The king, who has been in power in since 1965, his prime minister Prince 'Ulukalala Lavaka Ata and their supporters harassed the independent newspaper Taimi'o Tonga and the political weekly Kele'a, edited by the country's best-known rising politician.

Akilisi Pohiva, editor of the political newsletter Kele'a, and his Human Rights and Democracy Movement won a landslide victory at elections in March 2002 on a platform of moving towards a constitutional monarchy. But he was unable to take power because the island's inhabitants are only allowed by the monarchy to elect nine of the 30 members of parliament, the rest being noblemen allied with the king.

Royalists circulated a petition in late January calling for the country's only independent newspaper, Taimi'o Tonga (Times of Tonga, published in New Zealand) to be banned. Editor Mateni Tapueluelu said members of the Kotoa Movement, which is headed by the king's daughter, Princess Pilolevu Tuita, was behind the move.

The monarchists said the paper was crude and disrespectful, gave a bad impression of Tonga and that its reporting of events threatened the social order. They also charged that it made a lot of money but did not constructively support the monarchy. The pressure on the paper came after Kele'a, then Taimi'o Tonga and then the regional media reported that the king had more than $350 million stashed away in banks abroad.
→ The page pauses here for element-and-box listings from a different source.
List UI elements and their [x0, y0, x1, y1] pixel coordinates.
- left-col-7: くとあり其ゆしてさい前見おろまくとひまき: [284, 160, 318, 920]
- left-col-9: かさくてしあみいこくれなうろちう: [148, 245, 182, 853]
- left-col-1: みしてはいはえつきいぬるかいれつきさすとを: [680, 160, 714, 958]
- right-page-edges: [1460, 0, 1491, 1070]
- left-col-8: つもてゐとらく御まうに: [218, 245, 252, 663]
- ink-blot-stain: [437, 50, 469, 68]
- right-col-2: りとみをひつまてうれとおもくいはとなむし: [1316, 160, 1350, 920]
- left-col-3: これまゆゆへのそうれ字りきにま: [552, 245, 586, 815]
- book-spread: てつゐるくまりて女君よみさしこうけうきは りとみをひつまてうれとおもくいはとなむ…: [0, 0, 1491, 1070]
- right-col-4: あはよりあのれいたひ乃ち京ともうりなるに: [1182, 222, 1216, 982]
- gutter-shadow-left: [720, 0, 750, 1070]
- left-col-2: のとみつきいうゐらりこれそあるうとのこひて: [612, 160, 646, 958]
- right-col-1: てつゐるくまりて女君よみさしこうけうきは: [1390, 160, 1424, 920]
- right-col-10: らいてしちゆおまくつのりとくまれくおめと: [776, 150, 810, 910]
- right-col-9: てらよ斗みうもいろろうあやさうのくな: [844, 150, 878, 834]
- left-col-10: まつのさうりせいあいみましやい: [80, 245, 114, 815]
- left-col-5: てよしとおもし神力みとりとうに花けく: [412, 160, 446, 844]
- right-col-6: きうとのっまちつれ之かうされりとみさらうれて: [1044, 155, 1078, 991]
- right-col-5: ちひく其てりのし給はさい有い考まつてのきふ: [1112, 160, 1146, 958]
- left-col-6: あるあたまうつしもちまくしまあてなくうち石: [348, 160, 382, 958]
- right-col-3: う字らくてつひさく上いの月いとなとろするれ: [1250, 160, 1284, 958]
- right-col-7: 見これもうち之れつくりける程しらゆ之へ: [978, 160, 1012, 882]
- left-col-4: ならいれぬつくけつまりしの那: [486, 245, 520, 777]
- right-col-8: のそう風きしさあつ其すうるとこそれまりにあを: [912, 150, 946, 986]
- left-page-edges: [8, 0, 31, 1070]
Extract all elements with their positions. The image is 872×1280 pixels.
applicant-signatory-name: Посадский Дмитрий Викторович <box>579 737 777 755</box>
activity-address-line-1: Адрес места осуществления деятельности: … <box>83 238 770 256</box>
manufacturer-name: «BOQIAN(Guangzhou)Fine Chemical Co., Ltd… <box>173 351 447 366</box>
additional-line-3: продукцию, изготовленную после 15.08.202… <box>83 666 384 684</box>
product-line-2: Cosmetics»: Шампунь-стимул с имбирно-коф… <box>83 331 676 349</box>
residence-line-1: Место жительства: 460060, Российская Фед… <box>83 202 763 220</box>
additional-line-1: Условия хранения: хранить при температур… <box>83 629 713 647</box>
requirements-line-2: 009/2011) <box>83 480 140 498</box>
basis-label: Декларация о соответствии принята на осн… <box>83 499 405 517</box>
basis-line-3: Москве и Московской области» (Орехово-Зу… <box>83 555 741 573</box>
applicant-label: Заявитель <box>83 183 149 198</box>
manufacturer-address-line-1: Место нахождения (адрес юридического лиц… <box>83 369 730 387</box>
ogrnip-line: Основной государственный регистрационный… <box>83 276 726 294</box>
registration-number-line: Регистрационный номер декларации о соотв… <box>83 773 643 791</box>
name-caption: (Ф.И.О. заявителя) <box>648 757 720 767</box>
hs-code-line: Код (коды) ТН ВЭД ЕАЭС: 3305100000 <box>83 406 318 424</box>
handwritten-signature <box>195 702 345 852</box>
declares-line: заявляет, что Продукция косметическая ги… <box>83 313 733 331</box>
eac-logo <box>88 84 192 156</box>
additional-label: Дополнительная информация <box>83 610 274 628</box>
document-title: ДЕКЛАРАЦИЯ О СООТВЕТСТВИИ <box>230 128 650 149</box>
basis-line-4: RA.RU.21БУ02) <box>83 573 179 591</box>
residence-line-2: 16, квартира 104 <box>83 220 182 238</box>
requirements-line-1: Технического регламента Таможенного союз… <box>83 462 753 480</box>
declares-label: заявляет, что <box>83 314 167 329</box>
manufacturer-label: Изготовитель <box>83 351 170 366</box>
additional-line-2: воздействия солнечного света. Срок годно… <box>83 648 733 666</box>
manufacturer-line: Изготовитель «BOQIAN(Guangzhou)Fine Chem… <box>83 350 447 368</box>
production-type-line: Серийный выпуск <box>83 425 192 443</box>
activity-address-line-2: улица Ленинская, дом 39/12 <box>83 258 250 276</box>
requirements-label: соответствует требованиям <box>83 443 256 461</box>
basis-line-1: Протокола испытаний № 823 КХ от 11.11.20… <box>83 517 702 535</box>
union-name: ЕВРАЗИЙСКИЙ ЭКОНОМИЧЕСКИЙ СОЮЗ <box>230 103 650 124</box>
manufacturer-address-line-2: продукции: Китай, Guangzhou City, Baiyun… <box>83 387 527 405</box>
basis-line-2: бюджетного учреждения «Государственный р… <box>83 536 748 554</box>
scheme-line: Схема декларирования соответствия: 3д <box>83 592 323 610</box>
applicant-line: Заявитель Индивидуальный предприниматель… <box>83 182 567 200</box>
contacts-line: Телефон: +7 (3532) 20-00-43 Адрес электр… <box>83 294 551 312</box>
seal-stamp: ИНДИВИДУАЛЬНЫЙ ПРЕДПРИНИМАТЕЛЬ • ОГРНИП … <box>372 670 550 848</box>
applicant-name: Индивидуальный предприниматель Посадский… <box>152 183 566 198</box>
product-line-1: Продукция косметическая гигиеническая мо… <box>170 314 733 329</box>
Tapueluelu announced on 4 March that he had been charged with libelling the king for reprinting the story in Kele'a. The government at first denied the accusation, but then the king admitted he had a bank account in Hawaii. Tapueluelu said he had printed the article because it was a matter of public interest. He was summoned before a court in the island capital, Nuku'alofa, but no verdict had been announced by the end of the year.

One of Taimi'o Tonga's reporters, Laucala Pohiva, was charged with using forged documents, and was briefly arrested on 25 February with her father, Kele'a editor Akilisi Pohiva, and another politician. The family said her house was searched and papers seized.

Akilisi Pohiva had been arrested in 1996 with Taimi'o Tonga's publisher, Kalafi Moala, and journalist (later editor) Filokalafi 'Akau'ola, and sentenced to a month in prison for insulting parliament by reporting that a motion of censure had been drafted against a royalist minister.

In August 2002, Moala accused the monarchy, in a book called "Island Kingdom Strikes Back," of hounding political dissidents and the independent press, especially his newspaper, and noted that the authorities habitually made excuses, such as economic development or national security, for curbing press freedom. He criticised the public media for often failing to print news when it displeased the authorities.

On 12 December, the supreme court ordered the government on to pay 25,000 euros in damages to Moala and 'Akau'ola for wrongful imprisonment in 1996.